There was no reason why she should not know that Logotheti had come in his car, but Lushington thought she seemed annoyed that the words should have slipped out. Her eyes were still fixed intently on the stage.

She rose to her feet suddenly, as if she had seen something that startled her.

'Wait for me!' she said almost sharply, as she pa.s.sed her son.

She was gone in an instant, and Lushington leaned back in his seat, indifferent to what was going on, since Margaret had disappeared from the stage. As for his mother's unexpected departure, he never was surprised at anything she did, and whatever she did, she generally did without warning, with a rush, as if some one's life depended on it. He fancied that her practised eye had noticed something that did not please her in the stage management, and that she had hurried away to give her opinion.

But she had only gone behind to meet Margaret as she was carried off the stage with a handkerchief tied over her mouth. She knew very nearly at what point to wait, and the four big men in costume who came off almost at a run, carrying Margaret between them, nearly ran into Madame Bonanni, whom they certainly did not expect to find there.

When she was in the way, in a narrow place, it was quite hopeless to try and pa.s.s her. The four men, still carrying Margaret, stopped, but looked bewildered, as if they did not know what to do, and did not set her down.

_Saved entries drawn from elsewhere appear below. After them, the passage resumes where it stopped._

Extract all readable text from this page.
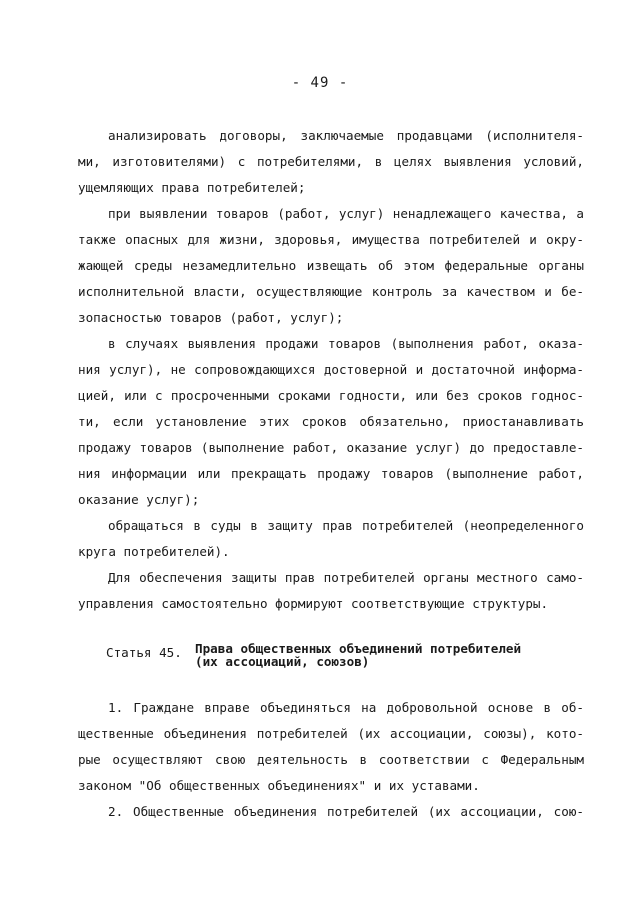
- 49 -
анализировать договоры, заключаемые продавцами (исполнителя-
ми, изготовителями) с потребителями, в целях выявления условий,
ущемляющих права потребителей;
при выявлении товаров (работ, услуг) ненадлежащего качества, а
также опасных для жизни, здоровья, имущества потребителей и окру-
жающей среды незамедлительно извещать об этом федеральные органы
исполнительной власти, осуществляющие контроль за качеством и бе-
зопасностью товаров (работ, услуг);
в случаях выявления продажи товаров (выполнения работ, оказа-
ния услуг), не сопровождающихся достоверной и достаточной информа-
цией, или с просроченными сроками годности, или без сроков годнос-
ти, если установление этих сроков обязательно, приостанавливать
продажу товаров (выполнение работ, оказание услуг) до предоставле-
ния информации или прекращать продажу товаров (выполнение работ,
оказание услуг);
обращаться в суды в защиту прав потребителей (неопределенного
круга потребителей).
Для обеспечения защиты прав потребителей органы местного само-
управления самостоятельно формируют соответствующие структуры.
Статья 45. Права общественных объединений потребителей
(их ассоциаций, союзов)
1. Граждане вправе объединяться на добровольной основе в об-
щественные объединения потребителей (их ассоциации, союзы), кото-
рые осуществляют свою деятельность в соответствии с Федеральным
законом "Об общественных объединениях" и их уставами.
2. Общественные объединения потребителей (их ассоциации, сою-
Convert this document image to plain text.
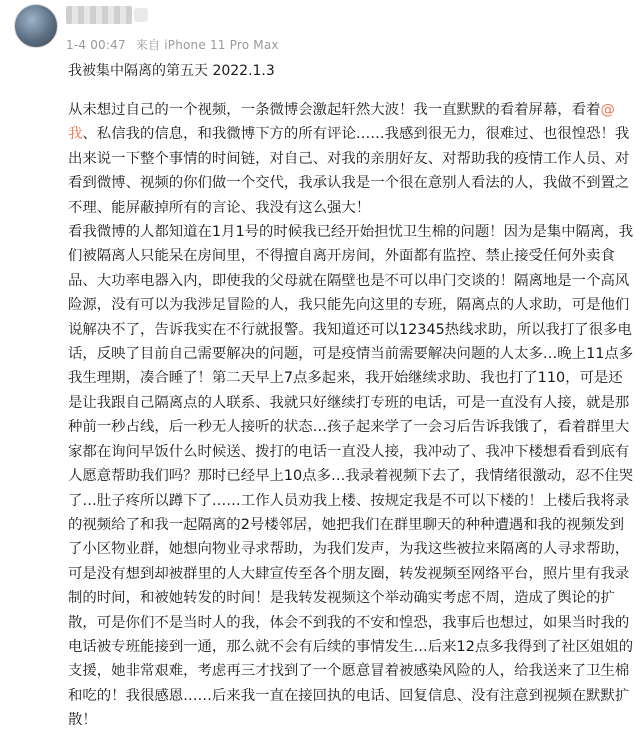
1-4 00:47 来自 iPhone 11 Pro Max
我被集中隔离的第五天 2022.1.3

从未想过自己的一个视频，一条微博会激起轩然大波！我一直默默的看着屏幕，看着@我、私信我的信息，和我微博下方的所有评论……我感到很无力，很难过、也很惶恐！我出来说一下整个事情的时间链，对自己、对我的亲朋好友、对帮助我的疫情工作人员、对看到微博、视频的你们做一个交代，我承认我是一个很在意别人看法的人，我做不到置之不理、能屏蔽掉所有的言论、我没有这么强大！

看我微博的人都知道在1月1号的时候我已经开始担忧卫生棉的问题！因为是集中隔离，我们被隔离人只能呆在房间里，不得擅自离开房间，外面都有监控、禁止接受任何外卖食品、大功率电器入内，即使我的父母就在隔壁也是不可以串门交谈的！隔离地是一个高风险源，没有可以为我涉足冒险的人，我只能先向这里的专班，隔离点的人求助，可是他们说解决不了，告诉我实在不行就报警。我知道还可以12345热线求助，所以我打了很多电话，反映了目前自己需要解决的问题，可是疫情当前需要解决问题的人太多…晚上11点多我生理期，凑合睡了！第二天早上7点多起来，我开始继续求助、我也打了110，可是还是让我跟自己隔离点的人联系、我就只好继续打专班的电话，可是一直没有人接，就是那种前一秒占线，后一秒无人接听的状态…孩子起来学了一会习后告诉我饿了，看着群里大家都在询问早饭什么时候送、拨打的电话一直没人接，我冲动了、我冲下楼想看看到底有人愿意帮助我们吗？那时已经早上10点多…我录着视频下去了，我情绪很激动，忍不住哭了…肚子疼所以蹲下了……工作人员劝我上楼、按规定我是不可以下楼的！上楼后我将录的视频给了和我一起隔离的2号楼邻居，她把我们在群里聊天的种种遭遇和我的视频发到了小区物业群，她想向物业寻求帮助，为我们发声，为我这些被拉来隔离的人寻求帮助，可是没有想到却被群里的人大肆宣传至各个朋友圈，转发视频至网络平台，照片里有我录制的时间，和被她转发的时间！是我转发视频这个举动确实考虑不周，造成了舆论的扩散，可是你们不是当时人的我，体会不到我的不安和惶恐，我事后也想过，如果当时我的电话被专班能接到一通，那么就不会有后续的事情发生…后来12点多我得到了社区姐姐的支援，她非常艰难，考虑再三才找到了一个愿意冒着被感染风险的人，给我送来了卫生棉和吃的！我很感恩……后来我一直在接回执的电话、回复信息、没有注意到视频在默默扩散！
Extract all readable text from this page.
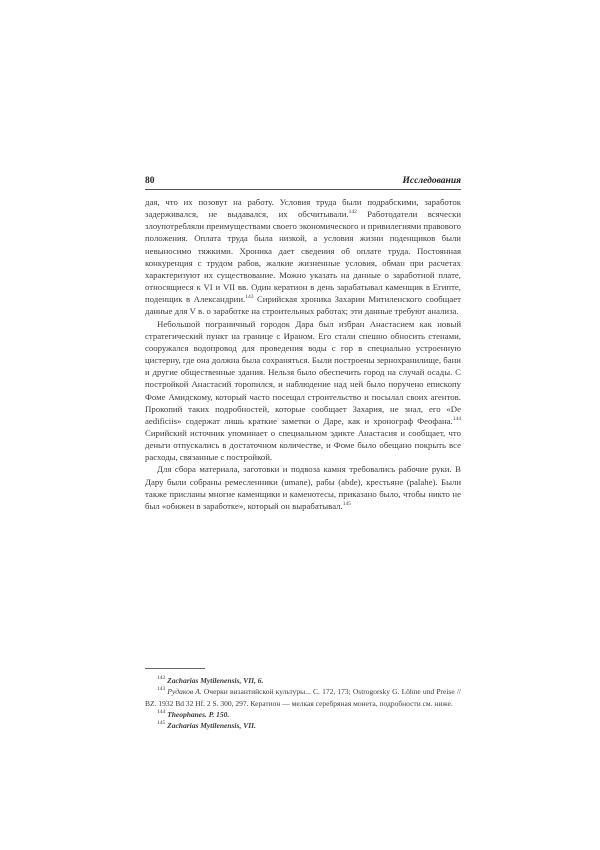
80	Исследования

дая, что их позовут на работу. Условия труда были подрабскими, заработок задерживался, не выдавался, их обсчитывали.$^{142}$ Работодатели всячески злоупотребляли преимуществами своего экономического и привилегиями правового положения. Оплата труда была низкой, а условия жизни поденщиков были невыносимо тяжкими. Хроника дает сведения об оплате труда. Постоянная конкуренция с трудом рабов, жалкие жизненные условия, обман при расчетах характеризуют их существование. Можно указать на данные о заработной плате, относящиеся к VI и VII вв. Один кератион в день зарабатывал каменщик в Египте, поденщик в Александрии.$^{143}$ Сирийская хроника Захарии Митиленского сообщает данные для V в. о заработке на строительных работах; эти данные требуют анализа.

Небольшой пограничный городок Дара был избран Анастасием как новый стратегический пункт на границе с Ираном. Его стали спешно обносить стенами, сооружался водопровод для проведения воды с гор в специально устроенную цистерну, где она должна была сохраняться. Были построены зернохранилище, бани и другие общественные здания. Нельзя было обеспечить город на случай осады. С постройкой Анастасий торопился, и наблюдение над ней было поручено епископу Фоме Амидскому, который часто посещал строительство и посылал своих агентов. Прокопий таких подробностей, которые сообщает Захария, не знал, его «De aedificiis» содержат лишь краткие заметки о Даре, как и хронограф Феофана.$^{144}$ Сирийский источник упоминает о специальном эдикте Анастасия и сообщает, что деньги отпускались в достаточном количестве, и Фоме было обещано покрыть все расходы, связанные с постройкой.

Для сбора материала, заготовки и подвоза камня требовались рабочие руки. В Дару были собраны ремесленники (umane), рабы (abde), крестьяне (palahe). Были также присланы многие каменщики и каменотесы, приказано было, чтобы никто не был «обижен в заработке», который он вырабатывал.$^{145}$

$^{142}$ Zacharias Mytilenensis, VII, 6.

$^{143}$ Рудаков А. Очерки византийской культуры... С. 172, 173; Ostrogorsky G. Löhne und Preise // BZ. 1932 Bd 32 Hf. 2 S. 300, 297. Кератион — мелкая серебряная монета, подробности см. ниже.

$^{144}$ Theophanes. P. 150.

$^{145}$ Zacharias Mytilenensis, VII.
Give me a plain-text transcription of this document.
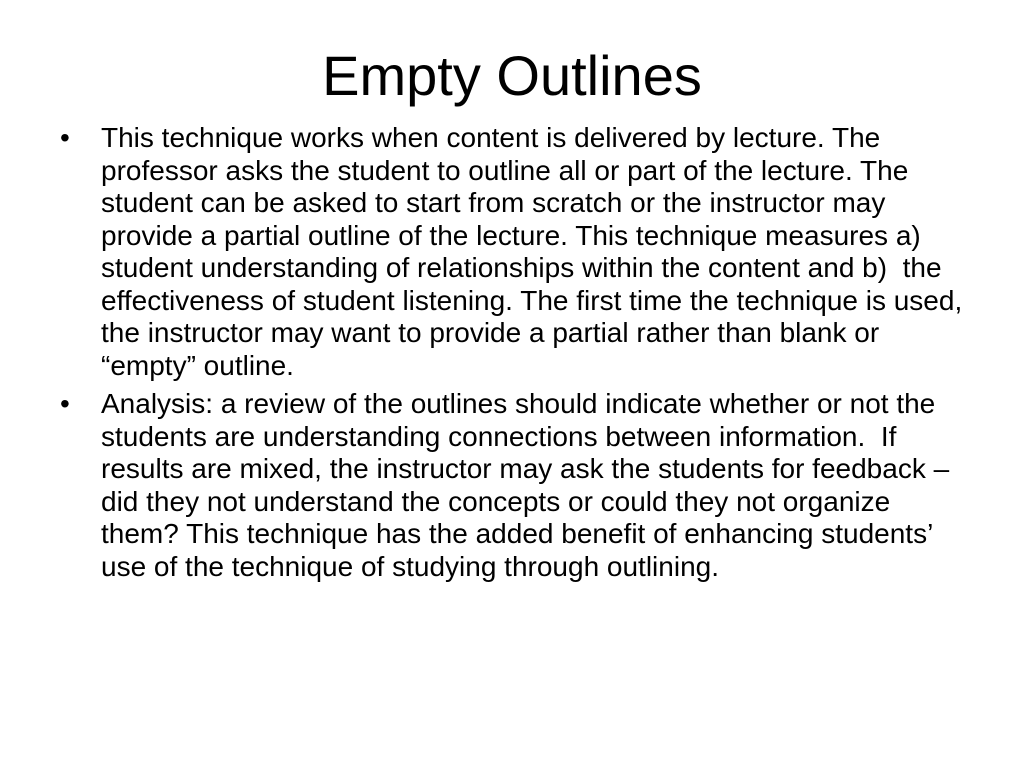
Empty Outlines
•	This technique works when content is delivered by lecture. The professor asks the student to outline all or part of the lecture. The student can be asked to start from scratch or the instructor may provide a partial outline of the lecture. This technique measures a) student understanding of relationships within the content and b)  the effectiveness of student listening. The first time the technique is used, the instructor may want to provide a partial rather than blank or “empty” outline.
•	Analysis: a review of the outlines should indicate whether or not the students are understanding connections between information.  If results are mixed, the instructor may ask the students for feedback – did they not understand the concepts or could they not organize them? This technique has the added benefit of enhancing students’ use of the technique of studying through outlining.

Madame Bonanni sprang at them and almost took her bodily from their arms, tearing the handkerchief from her mouth just in time to let her utter the cry for help which is heard from behind the scenes. It was answered instantly by the courtiers shout of triumph, in which the four men who had carried off Gilda did not join. Margaret gave one more cry, and instantly Madame Bonanni led her quickly away towards her dressing-room, a little shaken and in a very bad temper with the men who had carried her.

'I knew they would be clumsy!' she said.